Ja. Gleichwohl ist das gesellschaftliche Problem des Ausbildungsplatzmangels alles andere als neu. Seit 1995 bereits befinden wir uns in der dritten Ausbildungskrise.
Inzwischen pfeifen es die Spatzen von den Dächern: Wer das Problem wirklich angehen und lösen will, wird einen Rechtsanspruch auf Ausbildung, also eine Ausbildungsplatzgarantie, schaffen müssen. Durch eine beachtliche Zahl von Untersuchungen, Expertisen und Studien wird diese Position inzwischen untermauert.
Und auch rechtlich besteht überhaupt kein Problem, wie eine Ausarbeitung des Wissenschaftlichen Dienstes des Bundestages vom 23. Juni 2014 feststellt: „Ein solcher Rechtsanspruch auf einen Ausbildungsplatz könnte sowohl im Grundgesetz als auch in einem einfachen Gesetz verankert werden.“
Dabei wäre eine solche Garantie nicht nur ein simpler Rechtsanspruch, sondern hätte auch Rückwirkung auf die Förder- und Unterstützungspolitik gegenüber Jugendlichen mit schlechten Ausbildungsvoraussetzungen.
In Österreich ist man hier schon weiter. Dort gibt es seit einigen Jahren eine Ausbildungsgarantie, wenngleich auch noch nicht auf gesetzlicher Grundlage. Ebenso beschreiten inzwischen Hamburg und NRW erste Schritte in diese Richtung.

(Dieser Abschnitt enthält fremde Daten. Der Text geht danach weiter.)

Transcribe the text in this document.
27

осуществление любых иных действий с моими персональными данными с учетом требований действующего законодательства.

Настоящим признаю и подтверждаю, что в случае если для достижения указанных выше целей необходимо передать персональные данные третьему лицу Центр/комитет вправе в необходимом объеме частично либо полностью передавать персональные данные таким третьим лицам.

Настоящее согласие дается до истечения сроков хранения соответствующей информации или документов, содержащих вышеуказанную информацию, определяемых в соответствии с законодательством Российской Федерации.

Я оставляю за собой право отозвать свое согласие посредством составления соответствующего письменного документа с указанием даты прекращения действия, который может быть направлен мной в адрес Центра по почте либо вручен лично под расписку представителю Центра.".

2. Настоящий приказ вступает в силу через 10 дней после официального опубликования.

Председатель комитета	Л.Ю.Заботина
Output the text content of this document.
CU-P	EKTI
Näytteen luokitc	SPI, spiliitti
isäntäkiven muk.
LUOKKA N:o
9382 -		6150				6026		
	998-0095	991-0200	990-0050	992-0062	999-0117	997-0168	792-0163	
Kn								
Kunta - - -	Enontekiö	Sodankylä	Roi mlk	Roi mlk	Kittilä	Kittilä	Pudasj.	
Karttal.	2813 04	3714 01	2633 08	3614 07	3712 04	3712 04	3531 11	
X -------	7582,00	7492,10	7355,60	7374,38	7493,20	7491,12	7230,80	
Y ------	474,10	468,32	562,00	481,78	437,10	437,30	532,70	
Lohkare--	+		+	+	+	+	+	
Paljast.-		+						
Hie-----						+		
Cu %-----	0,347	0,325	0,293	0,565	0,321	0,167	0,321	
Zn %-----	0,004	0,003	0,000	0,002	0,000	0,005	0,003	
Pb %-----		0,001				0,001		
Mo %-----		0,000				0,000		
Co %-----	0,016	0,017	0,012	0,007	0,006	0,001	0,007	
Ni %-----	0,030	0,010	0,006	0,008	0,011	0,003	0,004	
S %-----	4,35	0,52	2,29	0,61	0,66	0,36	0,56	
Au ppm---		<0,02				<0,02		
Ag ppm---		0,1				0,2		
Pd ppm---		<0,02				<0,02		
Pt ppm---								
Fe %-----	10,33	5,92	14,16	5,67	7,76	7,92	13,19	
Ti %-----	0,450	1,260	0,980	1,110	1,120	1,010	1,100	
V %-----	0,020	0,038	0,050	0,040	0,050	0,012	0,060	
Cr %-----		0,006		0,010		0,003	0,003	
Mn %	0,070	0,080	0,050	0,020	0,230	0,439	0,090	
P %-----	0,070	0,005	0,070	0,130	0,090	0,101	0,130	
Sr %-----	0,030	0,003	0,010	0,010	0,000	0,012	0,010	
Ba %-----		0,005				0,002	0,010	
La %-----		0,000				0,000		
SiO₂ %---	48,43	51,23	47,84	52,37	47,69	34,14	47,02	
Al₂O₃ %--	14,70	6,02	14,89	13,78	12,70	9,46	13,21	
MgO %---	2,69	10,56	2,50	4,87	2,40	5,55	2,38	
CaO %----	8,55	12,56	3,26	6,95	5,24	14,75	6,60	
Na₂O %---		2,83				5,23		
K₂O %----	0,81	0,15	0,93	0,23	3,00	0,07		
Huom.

Nun hat ja aber die „Allianz für Aus- und Weiterbildung“, ein Bündnis von Wirtschaft, Politik und Gewerkschaften, im Dezember 2014 als Kernpunkte vereinbart, für das Jahr 2015 „20.000 zusätzliche Ausbildungsplätze bereitzustellen“ und will „jedem vermittlungsbereiten Jugendlichen, der zum 30.9. noch keinen Ausbildungsplatz hat, drei Angebote für betriebliche Ausbildung machen“. Wie bewerten Sie diese Vereinbarungen der Allianz, die die Umsetzung der im Koalitionsvertrag angestrebten „Ausbildungsgarantie“ darstellen sollen?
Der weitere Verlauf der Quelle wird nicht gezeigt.